О гвардии уже больше и не поминали – спасение было в пере.
– Император должен оставить духовную, –
бесстрастным до бесполости дипломатическим голосом сказал Василий Лукич.
– Когда ж он ее напишет? Совсем плох…
(Они упрямо делали вид, что не желают понимать, –
страшно было идти до конца и называть вещи своими именами.)
– Император должен оставить духовную, а напишет ее он
или нет – дело десятое.
(Потому что не идти до конца было еще страшнее.)
– Вот и пиши, – сказал Алексей.
Василий Лукич примостился было у камина с пером и бумагой,
но вскорости сослался на плохой почерк – он был дипломат и предусматривал любые
случайности. С его и Алексея слов писать стал было Сергей Григорьевич.

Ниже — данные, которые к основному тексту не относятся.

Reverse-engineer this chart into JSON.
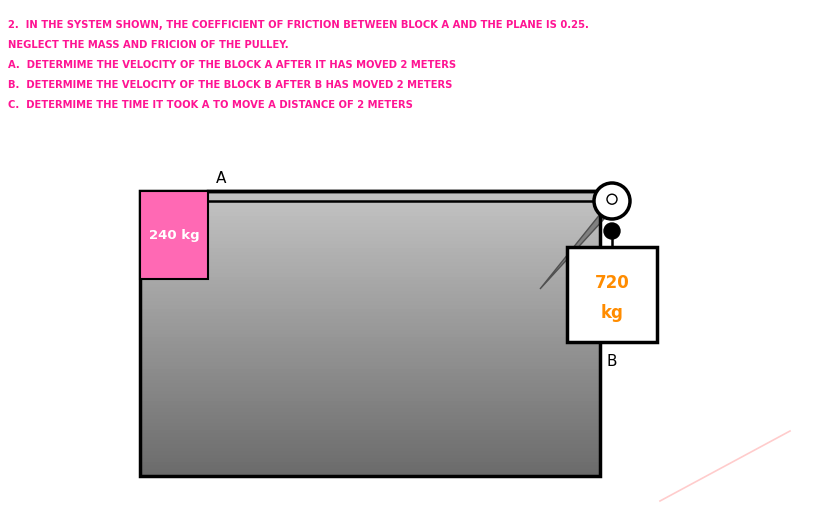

– Погодите, – сказал Иван, белее собственного
кружевного воротника. – Посмотрите – письмо государя и мое письмо. Моей
руки от государевой не отличить, сам государь не мог – мы с ним не единожды в
шутку писывали…
Сличили. Отличить действительно было невозможно.
– Дело, – сказал Алексей. – С богом, Ванюша…
Он терпеть не мог сынка Ванюшу, но на того была сейчас вся
надежда. Иван писал духовную в пользу сестры Екатерины. Он терпеть не мог
сестрицу Катеньку, но в ней сейчас было все спасение. Спокойное и беспечальное
бытие, кавалерии, женщины, шитые золотом мундиры и сама жизнь – все имело опору
лишь в белом листе бумаги с голубоватыми водяными знаками голландской фабрики,
и никто не думал о метавшемся в жару мальчишке.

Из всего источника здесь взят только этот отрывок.